I usually marched with the Quakers but I knew lots of people in the Herne Bay CND. and sometimes joined them. I took some iconic shots in London, I wish I had taken the time to get the right exposure, not easy against the huge light of the sky, my focus was ropey too!
It must have been a hot Easter that year. People had begun to straggle by this time.
Banners, there were always banners and posters, some home made and some professional.
My friends Ken and Rose carrying a nuclear winter banner.
The Fellowship of Reconciliation with a striking transparent example.
Now this really is a professional historic banner belonging to the Kent Miners Union.
I made this banner recently to be carried in procession in the Cathedral service for Peace and Reconciliation.
Herne Bay CND had the best on foot entries in the Herne Bay Carnival. Here is a very stylish offering but I also remember a really imaginative and well made chess set.
There have been issues closer to home, the Americans were going to use Manston runway for their bombers.
I don’t think we posed much of a threat to public security but we had to give our names.
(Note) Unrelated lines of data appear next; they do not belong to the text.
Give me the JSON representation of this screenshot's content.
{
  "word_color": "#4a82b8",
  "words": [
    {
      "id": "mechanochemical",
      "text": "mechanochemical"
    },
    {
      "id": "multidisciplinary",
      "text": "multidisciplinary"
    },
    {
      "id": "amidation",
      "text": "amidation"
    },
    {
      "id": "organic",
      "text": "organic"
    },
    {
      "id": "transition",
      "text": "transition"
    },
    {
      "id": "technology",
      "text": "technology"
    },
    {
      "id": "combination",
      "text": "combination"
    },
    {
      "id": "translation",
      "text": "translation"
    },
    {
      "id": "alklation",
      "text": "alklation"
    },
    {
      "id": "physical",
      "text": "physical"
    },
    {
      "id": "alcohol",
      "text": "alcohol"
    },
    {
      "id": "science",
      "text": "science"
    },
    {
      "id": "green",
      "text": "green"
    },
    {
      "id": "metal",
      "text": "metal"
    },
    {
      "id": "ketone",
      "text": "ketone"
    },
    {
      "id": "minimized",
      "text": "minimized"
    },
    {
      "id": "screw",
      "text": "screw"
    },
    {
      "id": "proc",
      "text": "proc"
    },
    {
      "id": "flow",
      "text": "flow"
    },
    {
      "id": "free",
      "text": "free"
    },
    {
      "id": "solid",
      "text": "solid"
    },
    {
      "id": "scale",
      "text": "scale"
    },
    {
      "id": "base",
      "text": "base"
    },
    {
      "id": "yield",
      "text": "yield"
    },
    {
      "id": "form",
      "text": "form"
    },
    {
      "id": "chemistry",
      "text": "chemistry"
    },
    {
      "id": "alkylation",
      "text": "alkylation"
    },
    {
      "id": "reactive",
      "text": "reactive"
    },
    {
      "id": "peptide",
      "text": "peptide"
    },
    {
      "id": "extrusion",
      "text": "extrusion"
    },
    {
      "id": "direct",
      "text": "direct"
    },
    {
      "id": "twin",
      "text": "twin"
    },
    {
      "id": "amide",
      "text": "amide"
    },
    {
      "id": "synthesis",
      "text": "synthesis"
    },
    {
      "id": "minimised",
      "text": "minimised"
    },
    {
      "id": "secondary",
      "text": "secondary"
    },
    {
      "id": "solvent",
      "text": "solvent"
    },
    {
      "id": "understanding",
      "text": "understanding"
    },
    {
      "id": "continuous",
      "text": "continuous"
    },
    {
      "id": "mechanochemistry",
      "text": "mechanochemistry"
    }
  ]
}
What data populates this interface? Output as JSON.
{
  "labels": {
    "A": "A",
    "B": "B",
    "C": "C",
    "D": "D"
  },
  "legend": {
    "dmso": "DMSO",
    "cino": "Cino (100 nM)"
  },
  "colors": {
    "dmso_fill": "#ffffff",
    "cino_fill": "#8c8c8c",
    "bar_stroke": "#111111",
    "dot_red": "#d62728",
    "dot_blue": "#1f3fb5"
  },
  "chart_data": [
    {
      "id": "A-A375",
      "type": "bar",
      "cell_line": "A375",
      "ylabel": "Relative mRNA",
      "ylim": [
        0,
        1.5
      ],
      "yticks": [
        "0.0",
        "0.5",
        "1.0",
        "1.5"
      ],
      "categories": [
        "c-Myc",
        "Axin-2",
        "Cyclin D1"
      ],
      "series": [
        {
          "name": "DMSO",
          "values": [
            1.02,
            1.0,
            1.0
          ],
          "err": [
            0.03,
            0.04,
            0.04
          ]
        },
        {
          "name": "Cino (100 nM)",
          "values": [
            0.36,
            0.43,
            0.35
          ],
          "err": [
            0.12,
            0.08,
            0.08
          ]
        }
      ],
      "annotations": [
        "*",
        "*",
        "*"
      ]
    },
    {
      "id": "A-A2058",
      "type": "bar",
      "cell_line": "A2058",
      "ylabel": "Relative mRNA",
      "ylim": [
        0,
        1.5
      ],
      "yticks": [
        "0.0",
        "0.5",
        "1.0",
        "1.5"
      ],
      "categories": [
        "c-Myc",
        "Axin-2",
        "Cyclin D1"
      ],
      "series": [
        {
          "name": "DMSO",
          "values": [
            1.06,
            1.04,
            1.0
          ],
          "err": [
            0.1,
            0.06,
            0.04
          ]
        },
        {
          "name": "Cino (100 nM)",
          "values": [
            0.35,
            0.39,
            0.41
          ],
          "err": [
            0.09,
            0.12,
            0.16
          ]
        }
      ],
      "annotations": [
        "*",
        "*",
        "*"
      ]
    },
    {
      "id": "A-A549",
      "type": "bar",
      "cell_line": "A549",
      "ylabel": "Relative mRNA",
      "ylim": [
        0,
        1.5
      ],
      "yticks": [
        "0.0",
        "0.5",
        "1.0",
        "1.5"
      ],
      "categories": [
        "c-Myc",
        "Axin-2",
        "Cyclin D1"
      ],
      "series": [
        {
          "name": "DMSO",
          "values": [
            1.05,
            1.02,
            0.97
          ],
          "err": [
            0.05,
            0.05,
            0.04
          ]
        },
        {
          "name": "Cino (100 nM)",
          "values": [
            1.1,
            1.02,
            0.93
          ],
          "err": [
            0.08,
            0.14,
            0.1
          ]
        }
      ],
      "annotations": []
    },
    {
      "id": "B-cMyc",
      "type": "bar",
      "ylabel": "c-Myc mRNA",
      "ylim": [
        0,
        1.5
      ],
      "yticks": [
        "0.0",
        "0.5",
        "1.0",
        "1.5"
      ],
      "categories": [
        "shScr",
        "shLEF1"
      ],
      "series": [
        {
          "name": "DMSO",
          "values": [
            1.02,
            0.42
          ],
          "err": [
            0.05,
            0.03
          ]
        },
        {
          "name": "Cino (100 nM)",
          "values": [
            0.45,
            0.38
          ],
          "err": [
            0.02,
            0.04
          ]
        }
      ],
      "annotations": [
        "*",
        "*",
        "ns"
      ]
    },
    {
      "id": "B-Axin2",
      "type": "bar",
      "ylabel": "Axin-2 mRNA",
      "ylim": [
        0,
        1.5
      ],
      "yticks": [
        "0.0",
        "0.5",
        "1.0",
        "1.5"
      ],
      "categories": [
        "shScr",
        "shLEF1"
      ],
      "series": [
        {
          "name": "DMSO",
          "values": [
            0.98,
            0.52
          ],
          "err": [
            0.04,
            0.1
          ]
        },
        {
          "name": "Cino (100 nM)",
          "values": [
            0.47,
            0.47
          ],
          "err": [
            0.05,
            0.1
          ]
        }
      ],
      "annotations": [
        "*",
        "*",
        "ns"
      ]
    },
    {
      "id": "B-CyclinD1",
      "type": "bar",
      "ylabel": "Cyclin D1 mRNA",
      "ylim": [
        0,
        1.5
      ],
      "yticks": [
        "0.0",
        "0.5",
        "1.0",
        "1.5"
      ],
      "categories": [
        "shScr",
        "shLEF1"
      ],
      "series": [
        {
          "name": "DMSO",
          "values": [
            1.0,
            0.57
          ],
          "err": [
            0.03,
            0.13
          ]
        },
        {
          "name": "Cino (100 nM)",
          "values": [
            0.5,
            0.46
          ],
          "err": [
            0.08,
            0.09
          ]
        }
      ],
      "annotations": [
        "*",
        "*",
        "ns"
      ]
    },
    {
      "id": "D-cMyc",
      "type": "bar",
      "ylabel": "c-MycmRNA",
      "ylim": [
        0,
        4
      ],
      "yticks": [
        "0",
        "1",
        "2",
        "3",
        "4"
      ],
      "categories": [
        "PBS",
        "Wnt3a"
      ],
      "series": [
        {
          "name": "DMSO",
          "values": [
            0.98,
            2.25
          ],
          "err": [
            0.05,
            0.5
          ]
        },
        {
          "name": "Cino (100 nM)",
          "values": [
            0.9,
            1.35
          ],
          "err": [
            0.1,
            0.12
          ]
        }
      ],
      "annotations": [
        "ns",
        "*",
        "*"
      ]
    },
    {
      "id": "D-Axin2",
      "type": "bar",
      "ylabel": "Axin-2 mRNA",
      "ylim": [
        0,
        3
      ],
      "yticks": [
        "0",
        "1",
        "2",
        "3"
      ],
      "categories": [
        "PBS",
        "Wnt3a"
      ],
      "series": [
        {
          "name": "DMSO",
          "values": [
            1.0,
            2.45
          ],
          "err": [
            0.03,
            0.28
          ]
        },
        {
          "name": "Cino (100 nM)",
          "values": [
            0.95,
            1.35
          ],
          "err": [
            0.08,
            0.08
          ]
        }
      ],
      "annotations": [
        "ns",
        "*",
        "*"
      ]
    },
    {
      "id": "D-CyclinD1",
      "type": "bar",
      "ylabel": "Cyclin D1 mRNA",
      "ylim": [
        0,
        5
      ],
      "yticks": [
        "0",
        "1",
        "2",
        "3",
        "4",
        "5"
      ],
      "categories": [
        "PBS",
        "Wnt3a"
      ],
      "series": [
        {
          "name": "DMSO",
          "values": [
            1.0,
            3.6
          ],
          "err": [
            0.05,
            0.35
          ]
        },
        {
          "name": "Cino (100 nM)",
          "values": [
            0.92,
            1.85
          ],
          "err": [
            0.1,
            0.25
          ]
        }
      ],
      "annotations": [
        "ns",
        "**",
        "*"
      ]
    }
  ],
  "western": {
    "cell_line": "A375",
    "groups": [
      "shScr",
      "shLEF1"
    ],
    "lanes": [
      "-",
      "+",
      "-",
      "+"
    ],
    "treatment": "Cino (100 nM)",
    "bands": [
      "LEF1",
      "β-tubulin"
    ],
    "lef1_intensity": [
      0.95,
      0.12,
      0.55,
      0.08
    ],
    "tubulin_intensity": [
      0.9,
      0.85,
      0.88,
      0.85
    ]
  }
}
I went to the march against the war in Iraq. It was pretty plain that my marching days were nearly over as I was already using a stick. I had intended to just go to Trafalgar Square, stand on the steps of St. Martins and cheer them on but I got swept up in the crowd and found myself in a kind of pen on the Embankment There were so many people that they were not letting too many people start marching at one time, probably sensible to avoid a crush. We waited so long to start moving that the front walkers had already got to Hyde Park before we could even begin.I only managed it to Trafalgar Square but I am glad I went to make my last on foot protest.